Day 2 might be the turkey, but if it’s not thawed yet, let’s go with boxed mac ’n’ cheese for lunch (expiry date: October 2024!) and maybe the glazed pork. We’ve got wild rice, and we can find spices by candlelight, and we’ll pull some plums out of the cooler on the front porch. Butter’s out there, too, and syrup, and everything else that’ll fit from the fridge that isn’t expired salad dressing. Pancakes for breakfast. Buy a good dry mix. You’ll also want excellent snacks, the kind you only buy yourself twice a year — once at the beach, and then again when the TarheelWxNOW guy on Facebook, who’s got special profile pictures that he puts up for the biggest storms, says that if everything comes together just right, and the dry slot turns this into a Miller B, then buckle up, Carolina.

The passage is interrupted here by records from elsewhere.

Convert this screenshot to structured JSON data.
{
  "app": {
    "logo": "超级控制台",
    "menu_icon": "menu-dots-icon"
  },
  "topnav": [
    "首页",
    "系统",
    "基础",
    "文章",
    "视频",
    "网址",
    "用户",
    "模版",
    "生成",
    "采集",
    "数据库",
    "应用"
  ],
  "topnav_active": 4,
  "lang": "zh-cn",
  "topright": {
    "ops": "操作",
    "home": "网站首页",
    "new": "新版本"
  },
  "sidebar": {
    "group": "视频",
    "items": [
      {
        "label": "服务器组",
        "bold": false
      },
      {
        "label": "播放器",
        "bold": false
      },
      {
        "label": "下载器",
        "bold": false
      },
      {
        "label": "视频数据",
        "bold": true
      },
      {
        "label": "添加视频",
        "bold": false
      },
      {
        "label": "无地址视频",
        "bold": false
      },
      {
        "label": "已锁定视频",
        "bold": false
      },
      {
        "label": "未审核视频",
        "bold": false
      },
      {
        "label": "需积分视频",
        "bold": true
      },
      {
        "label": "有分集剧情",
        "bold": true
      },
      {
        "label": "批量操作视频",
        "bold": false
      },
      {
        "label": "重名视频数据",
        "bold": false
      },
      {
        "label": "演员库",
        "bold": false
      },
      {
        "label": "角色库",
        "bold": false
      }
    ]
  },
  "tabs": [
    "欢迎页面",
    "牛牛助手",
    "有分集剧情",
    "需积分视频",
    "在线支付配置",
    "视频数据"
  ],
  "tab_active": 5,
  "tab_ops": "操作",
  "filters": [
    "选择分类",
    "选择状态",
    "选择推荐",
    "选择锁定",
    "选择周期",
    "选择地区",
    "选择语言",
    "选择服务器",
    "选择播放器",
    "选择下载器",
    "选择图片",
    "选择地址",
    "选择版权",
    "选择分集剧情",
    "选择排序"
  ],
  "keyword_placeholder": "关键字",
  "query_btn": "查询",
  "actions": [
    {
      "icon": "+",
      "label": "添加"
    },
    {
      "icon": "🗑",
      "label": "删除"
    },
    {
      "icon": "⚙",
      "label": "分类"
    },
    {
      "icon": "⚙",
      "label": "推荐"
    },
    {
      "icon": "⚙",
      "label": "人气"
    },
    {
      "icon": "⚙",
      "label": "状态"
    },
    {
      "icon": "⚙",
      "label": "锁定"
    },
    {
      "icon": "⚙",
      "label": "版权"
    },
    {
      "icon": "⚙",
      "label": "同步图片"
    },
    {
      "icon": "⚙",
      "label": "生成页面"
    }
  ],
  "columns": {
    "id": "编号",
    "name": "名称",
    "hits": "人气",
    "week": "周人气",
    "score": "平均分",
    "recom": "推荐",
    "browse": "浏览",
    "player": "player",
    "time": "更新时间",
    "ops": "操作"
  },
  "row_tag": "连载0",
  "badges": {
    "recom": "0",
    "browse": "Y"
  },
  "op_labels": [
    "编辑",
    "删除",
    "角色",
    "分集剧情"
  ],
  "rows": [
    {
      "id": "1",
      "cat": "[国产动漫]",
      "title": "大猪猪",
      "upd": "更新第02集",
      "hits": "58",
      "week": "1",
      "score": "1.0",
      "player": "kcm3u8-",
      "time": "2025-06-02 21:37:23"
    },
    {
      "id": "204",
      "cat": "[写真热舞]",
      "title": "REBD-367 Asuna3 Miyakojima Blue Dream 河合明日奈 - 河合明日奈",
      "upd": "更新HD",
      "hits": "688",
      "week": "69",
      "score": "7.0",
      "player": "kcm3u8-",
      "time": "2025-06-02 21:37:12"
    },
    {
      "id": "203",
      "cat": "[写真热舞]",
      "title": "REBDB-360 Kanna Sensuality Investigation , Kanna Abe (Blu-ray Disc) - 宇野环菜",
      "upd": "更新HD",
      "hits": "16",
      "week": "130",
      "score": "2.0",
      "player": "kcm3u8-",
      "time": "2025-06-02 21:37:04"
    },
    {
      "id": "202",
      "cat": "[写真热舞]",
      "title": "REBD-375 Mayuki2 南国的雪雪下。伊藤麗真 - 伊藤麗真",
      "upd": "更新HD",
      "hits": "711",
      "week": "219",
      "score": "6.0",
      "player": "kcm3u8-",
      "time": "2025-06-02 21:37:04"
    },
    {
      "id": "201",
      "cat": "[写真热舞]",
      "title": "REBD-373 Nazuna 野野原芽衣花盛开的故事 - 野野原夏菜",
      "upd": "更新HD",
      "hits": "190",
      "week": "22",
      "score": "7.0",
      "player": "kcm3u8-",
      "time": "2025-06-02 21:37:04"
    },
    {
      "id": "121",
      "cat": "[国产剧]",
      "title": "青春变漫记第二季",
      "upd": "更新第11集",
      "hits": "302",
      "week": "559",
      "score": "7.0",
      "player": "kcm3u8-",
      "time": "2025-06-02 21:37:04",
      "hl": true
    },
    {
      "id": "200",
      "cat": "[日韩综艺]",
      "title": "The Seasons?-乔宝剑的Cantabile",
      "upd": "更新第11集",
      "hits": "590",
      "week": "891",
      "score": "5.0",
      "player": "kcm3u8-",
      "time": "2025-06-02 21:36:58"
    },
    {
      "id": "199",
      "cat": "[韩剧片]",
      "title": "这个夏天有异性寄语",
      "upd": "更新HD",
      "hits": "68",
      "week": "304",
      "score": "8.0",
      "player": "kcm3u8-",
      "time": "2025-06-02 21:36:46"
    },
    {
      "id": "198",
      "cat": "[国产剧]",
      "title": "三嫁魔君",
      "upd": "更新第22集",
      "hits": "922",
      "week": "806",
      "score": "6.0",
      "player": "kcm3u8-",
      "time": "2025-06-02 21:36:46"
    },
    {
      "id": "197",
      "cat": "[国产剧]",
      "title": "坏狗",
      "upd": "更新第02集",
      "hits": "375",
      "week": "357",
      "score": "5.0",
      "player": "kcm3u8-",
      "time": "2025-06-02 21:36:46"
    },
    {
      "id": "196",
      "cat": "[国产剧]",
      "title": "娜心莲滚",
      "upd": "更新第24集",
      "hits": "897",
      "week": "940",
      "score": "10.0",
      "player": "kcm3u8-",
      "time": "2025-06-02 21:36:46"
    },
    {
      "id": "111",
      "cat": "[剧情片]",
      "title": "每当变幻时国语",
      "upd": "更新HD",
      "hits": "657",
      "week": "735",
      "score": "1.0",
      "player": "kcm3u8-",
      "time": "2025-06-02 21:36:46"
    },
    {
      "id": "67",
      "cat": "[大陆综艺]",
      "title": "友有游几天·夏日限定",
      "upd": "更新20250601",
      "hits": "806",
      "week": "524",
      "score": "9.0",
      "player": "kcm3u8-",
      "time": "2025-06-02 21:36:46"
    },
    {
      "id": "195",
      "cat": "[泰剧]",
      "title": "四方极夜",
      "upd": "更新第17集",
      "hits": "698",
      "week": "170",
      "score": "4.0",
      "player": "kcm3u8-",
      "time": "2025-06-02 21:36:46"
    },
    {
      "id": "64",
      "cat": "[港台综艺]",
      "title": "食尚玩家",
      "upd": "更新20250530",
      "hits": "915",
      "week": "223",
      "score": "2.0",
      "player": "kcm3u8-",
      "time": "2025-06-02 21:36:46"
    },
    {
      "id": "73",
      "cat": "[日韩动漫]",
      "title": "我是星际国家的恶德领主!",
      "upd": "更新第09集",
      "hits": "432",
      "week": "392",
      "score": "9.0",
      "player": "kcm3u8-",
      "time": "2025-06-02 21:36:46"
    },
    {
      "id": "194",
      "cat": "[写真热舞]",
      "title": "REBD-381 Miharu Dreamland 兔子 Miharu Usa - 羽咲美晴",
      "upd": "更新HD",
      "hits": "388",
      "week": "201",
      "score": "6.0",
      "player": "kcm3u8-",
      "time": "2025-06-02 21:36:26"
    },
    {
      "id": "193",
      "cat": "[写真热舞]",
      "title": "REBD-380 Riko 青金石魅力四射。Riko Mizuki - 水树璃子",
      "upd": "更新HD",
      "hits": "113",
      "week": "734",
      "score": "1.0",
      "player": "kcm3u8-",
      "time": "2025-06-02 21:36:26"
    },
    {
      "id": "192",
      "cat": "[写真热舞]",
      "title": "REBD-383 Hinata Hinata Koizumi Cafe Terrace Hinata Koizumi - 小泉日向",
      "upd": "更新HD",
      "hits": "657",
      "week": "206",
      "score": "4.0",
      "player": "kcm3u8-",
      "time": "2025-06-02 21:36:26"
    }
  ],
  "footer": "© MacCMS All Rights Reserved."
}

Milk will keep out there until the roads are passable, so stock up. The kids will want some kind of special soda. Day 3 can be whatever else is thawing; Day 3 is when you call your neighbors and improvise out on the front walk, potluck-style. If it’s snow, hopefully there’s still sledding. If it’s snow, though, and not ice, the power’s probably already back on. I was barely out of grad school for the Greensboro Ice Storm of 2002, and while I could get to the store after Day 3, our neighborhood power did not come on for many days. I was renting a tiny century-old converted stone garage then, with a tiny fireplace, and so I spent my days grilling and chopping wood and generally enjoying a time of no electronic anything. I sipped things by the fire. I stayed quiet, and warm.
The trick is to embrace it, if you can. My brother lives on a farm, and his well pump is electric, so he’s a little less enthusiastic about all this. But because a North Carolina winter is unlikely to do me immediate damage, I get to shop. To buy an extra bag of dog food — though, in a pinch, she could eat rice and that salmon I found in the back of the upstairs icebox. But there is no pinch, and there won’t be. I’ll be ready. My tinfoil-hat weather conspiracy theorists had me ready for last week’s storm that never came, and then for this one, which actually did.
So let’s watch the forecast until we lose power, and then watch it on the phone until the battery dies. And then? Maybe hang up a blanket in the doorway of the room with the fireplace. Make sure the boys have flashlights and hats. Take in the stillness, hope for the best, suit up and go out and help folks with downed limbs, and then come back home to a well-stocked larder. We’ll have choices. Maybe we’ll open some tomato soup. Maybe we’ll light some candles. Maybe we’ll make grilled cheese sandwiches — on the grill.